DARE is committed to thinking innovatively about how, by working together, we can increase public access to learning and creativity. This approach has become particularly important during the Covid-19 pandemic and associated lockdowns, and exciting ideas emerged at a time when face-to-face activity was on hold.

The launch of Thinking with Opera, a series of podcast conversations between academics and opera practitioners, was launched in July 2020, receiving immediate endorsement in The Guardian.

The first episode, Performing Violence, finds leading art historian and 2020 Holberg Prize Laureate Professor Griselda Pollock in conversation with Opera North’s Dominic Gray about artistic representations of violence, how it is performed in opera, and its implications. Their discussion ranges from Ancient Greece to The Godfather, and focuses on the operas of Puccini and Verdi. It takes in the personal – Professor Pollock’s first experience of opera, seeing Maria Callas and Tito Gobbi at the Royal Opera House – and the political, touching on the performance of problematic works from the canon, and opera in the era of Black Lives Matter. Excerpts from Opera North’s 2018 staging of Madama Butterfly are featured, and accompanying notes link to images, clips and texts discussed.

The Carnivalesque was the theme of the second episode, with filmmaker Daniel Norman and Professor Alan O’Leary discussing everything from Monty Python’s “Mr Creosote” and the [in]famous Otley Run in Leeds to Opera North’s double bill of La vida breve and Gianni Schicchi and Britten’s Peter Grimes. With conversation covering cross-dressing, gross-out humour and a preoccupation with the grotesque, Norman and O’Leary hypothesise about how the carnivalesque offers a release from the constraints of morality and social conventions.

Professor of Music Ed Venn and choreographer Aletta Collins reflect on Thomas Adès and operas of confinement in Episode 3, questioning how music, plot, staging, action, dance and performance combine to produce meaning for an opera audience.
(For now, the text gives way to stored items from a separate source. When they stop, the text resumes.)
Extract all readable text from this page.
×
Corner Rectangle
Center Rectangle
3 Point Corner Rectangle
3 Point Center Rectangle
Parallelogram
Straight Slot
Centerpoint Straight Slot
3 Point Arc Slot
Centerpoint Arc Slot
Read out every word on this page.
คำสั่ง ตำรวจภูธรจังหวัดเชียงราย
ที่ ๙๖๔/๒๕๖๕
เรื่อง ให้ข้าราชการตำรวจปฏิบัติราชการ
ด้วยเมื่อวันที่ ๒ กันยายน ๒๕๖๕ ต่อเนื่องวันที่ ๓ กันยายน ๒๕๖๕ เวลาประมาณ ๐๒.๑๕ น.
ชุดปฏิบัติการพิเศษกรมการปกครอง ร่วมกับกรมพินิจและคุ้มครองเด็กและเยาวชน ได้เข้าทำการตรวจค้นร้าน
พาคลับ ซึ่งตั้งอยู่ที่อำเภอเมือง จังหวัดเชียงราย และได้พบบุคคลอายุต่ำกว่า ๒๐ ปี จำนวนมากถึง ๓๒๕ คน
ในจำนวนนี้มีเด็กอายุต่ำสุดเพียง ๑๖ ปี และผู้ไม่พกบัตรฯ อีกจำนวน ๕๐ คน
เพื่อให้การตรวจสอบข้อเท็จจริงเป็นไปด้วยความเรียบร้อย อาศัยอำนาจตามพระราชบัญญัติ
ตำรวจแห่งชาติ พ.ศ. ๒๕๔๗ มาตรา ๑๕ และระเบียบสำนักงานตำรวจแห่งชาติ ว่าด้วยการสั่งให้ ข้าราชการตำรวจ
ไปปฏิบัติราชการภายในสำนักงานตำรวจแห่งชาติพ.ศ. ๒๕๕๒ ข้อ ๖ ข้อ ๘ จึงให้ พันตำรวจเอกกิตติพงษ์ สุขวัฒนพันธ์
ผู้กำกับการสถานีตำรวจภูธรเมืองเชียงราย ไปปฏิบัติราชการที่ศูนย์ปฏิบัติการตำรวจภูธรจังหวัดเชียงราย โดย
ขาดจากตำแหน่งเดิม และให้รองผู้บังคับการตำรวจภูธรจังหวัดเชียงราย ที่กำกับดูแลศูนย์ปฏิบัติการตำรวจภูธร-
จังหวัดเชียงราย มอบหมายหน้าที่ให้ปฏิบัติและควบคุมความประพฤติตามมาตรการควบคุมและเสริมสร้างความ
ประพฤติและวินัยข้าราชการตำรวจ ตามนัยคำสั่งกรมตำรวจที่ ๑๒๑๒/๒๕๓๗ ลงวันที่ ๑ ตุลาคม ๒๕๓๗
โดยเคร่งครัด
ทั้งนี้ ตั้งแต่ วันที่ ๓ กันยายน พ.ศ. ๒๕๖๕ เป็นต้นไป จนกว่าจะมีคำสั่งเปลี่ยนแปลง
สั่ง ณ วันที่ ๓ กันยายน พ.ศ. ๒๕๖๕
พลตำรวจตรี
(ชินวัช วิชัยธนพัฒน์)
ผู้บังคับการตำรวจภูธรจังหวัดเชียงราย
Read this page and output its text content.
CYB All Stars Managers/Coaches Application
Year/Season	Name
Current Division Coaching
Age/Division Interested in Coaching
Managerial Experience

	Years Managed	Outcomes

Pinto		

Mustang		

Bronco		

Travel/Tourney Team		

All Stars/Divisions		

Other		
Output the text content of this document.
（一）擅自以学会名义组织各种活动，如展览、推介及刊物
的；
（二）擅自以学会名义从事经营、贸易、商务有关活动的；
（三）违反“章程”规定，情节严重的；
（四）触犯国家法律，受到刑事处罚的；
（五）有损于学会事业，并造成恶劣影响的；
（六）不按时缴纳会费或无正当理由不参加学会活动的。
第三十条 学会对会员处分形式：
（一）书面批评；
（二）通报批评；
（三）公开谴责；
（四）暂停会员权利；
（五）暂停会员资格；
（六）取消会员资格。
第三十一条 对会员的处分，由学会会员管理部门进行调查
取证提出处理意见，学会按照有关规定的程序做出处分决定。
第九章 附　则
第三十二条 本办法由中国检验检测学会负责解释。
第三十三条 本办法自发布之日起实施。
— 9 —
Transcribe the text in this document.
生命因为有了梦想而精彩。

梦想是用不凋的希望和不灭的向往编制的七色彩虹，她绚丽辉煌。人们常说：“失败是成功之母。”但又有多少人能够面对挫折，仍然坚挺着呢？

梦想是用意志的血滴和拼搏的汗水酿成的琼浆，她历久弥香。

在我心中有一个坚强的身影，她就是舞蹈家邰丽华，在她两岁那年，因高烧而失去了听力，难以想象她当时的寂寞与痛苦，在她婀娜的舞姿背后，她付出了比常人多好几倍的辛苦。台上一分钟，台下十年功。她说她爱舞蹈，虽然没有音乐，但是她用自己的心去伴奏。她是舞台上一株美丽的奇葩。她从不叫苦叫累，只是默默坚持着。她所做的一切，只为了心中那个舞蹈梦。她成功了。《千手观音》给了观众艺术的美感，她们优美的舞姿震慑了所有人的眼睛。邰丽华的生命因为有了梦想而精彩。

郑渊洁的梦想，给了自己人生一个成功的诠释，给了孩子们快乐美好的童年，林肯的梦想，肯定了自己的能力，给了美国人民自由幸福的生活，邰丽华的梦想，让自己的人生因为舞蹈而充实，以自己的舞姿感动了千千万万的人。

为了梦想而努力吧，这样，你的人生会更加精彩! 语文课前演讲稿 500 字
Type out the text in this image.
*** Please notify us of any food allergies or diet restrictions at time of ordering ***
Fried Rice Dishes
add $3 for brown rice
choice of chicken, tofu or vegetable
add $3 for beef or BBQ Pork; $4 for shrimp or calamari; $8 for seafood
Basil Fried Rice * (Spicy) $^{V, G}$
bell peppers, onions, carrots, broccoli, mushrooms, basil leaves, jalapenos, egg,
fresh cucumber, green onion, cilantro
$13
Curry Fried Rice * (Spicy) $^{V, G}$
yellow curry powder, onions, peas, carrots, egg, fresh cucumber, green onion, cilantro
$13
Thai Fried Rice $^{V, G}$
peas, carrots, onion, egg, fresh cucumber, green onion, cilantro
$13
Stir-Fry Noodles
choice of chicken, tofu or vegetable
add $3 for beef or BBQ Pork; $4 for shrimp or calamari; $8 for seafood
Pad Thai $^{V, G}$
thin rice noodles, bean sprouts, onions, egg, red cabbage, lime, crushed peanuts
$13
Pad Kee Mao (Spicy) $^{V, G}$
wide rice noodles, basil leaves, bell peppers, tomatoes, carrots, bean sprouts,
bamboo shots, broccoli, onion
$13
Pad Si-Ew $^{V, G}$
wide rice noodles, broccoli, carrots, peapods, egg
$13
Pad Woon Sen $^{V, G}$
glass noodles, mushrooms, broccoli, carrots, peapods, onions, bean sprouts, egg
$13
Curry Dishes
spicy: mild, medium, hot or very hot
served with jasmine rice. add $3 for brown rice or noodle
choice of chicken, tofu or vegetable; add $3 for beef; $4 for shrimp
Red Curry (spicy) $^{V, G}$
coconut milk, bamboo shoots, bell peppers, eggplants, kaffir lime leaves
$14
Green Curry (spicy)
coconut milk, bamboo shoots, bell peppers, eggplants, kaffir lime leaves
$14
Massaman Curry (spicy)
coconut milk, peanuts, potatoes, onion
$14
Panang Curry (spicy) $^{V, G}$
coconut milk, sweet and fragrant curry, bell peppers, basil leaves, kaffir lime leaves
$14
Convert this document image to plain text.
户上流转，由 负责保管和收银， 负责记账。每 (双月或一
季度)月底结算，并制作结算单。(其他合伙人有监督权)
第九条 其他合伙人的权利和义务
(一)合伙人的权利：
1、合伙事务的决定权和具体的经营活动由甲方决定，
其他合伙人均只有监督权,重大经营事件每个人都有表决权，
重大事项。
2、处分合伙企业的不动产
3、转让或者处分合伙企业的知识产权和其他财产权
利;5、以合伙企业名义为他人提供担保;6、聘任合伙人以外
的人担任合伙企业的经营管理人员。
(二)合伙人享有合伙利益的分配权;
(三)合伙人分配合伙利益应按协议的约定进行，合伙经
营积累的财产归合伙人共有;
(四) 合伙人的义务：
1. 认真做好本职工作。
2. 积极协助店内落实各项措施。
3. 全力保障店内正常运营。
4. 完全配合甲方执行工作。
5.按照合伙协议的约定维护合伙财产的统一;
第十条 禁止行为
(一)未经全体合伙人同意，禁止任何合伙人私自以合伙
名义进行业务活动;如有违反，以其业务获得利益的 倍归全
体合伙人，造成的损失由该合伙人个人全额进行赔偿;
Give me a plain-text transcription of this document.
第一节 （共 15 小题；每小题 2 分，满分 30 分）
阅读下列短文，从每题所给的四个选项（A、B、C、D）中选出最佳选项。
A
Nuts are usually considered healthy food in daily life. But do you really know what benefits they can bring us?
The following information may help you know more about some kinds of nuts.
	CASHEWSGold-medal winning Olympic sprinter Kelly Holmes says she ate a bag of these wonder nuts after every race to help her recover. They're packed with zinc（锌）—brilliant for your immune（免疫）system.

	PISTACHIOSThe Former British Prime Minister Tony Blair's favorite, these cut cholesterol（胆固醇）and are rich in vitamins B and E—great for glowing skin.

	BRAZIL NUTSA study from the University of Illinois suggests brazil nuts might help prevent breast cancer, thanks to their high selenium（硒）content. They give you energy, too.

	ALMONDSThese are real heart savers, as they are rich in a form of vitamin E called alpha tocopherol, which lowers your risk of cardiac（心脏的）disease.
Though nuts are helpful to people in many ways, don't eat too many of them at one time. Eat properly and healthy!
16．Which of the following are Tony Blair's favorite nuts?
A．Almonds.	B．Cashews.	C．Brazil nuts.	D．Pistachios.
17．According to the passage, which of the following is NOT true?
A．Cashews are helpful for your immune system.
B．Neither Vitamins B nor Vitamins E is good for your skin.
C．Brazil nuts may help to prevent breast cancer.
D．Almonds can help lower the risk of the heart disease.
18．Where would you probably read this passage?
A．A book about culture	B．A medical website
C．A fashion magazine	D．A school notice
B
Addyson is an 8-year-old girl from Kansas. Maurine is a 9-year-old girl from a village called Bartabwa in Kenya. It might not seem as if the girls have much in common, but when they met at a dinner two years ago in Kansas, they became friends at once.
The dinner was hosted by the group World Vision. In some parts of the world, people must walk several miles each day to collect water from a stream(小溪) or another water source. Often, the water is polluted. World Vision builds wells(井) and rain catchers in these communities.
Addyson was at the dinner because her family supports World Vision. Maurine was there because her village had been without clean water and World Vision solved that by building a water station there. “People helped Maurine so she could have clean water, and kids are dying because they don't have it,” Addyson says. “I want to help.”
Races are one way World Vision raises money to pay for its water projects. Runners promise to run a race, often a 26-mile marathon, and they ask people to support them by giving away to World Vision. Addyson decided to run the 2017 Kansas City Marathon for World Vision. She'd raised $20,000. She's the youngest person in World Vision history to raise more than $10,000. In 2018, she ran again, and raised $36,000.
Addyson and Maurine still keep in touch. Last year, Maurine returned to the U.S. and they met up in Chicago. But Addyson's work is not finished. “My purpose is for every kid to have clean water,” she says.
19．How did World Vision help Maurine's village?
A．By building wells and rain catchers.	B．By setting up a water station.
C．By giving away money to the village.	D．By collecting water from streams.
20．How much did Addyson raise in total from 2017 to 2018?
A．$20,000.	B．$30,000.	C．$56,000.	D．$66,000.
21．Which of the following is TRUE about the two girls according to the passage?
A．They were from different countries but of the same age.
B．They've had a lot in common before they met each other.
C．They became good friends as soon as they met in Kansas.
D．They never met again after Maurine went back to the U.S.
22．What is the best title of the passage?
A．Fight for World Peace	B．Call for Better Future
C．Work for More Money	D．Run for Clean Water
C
Adès’s The Tempest, the premiere of which Collins choreographed in 2004, is of particular interest, with reference also to Powder Her Face (1995) and The Exterminating Angel (2016), which take on a new significance in the era of Covid-19.

Most recently, Poet Laureate and University of Leeds Professor of Poetry Simon Armitage and composer Gavin Bryars discuss what happens when their respective art forms are brought together, chaired by Dr Kimberly Campanello. They each reflect on their lifelong engagement with words and music, and the pleasures and perils of bridging the two disciplines as artists.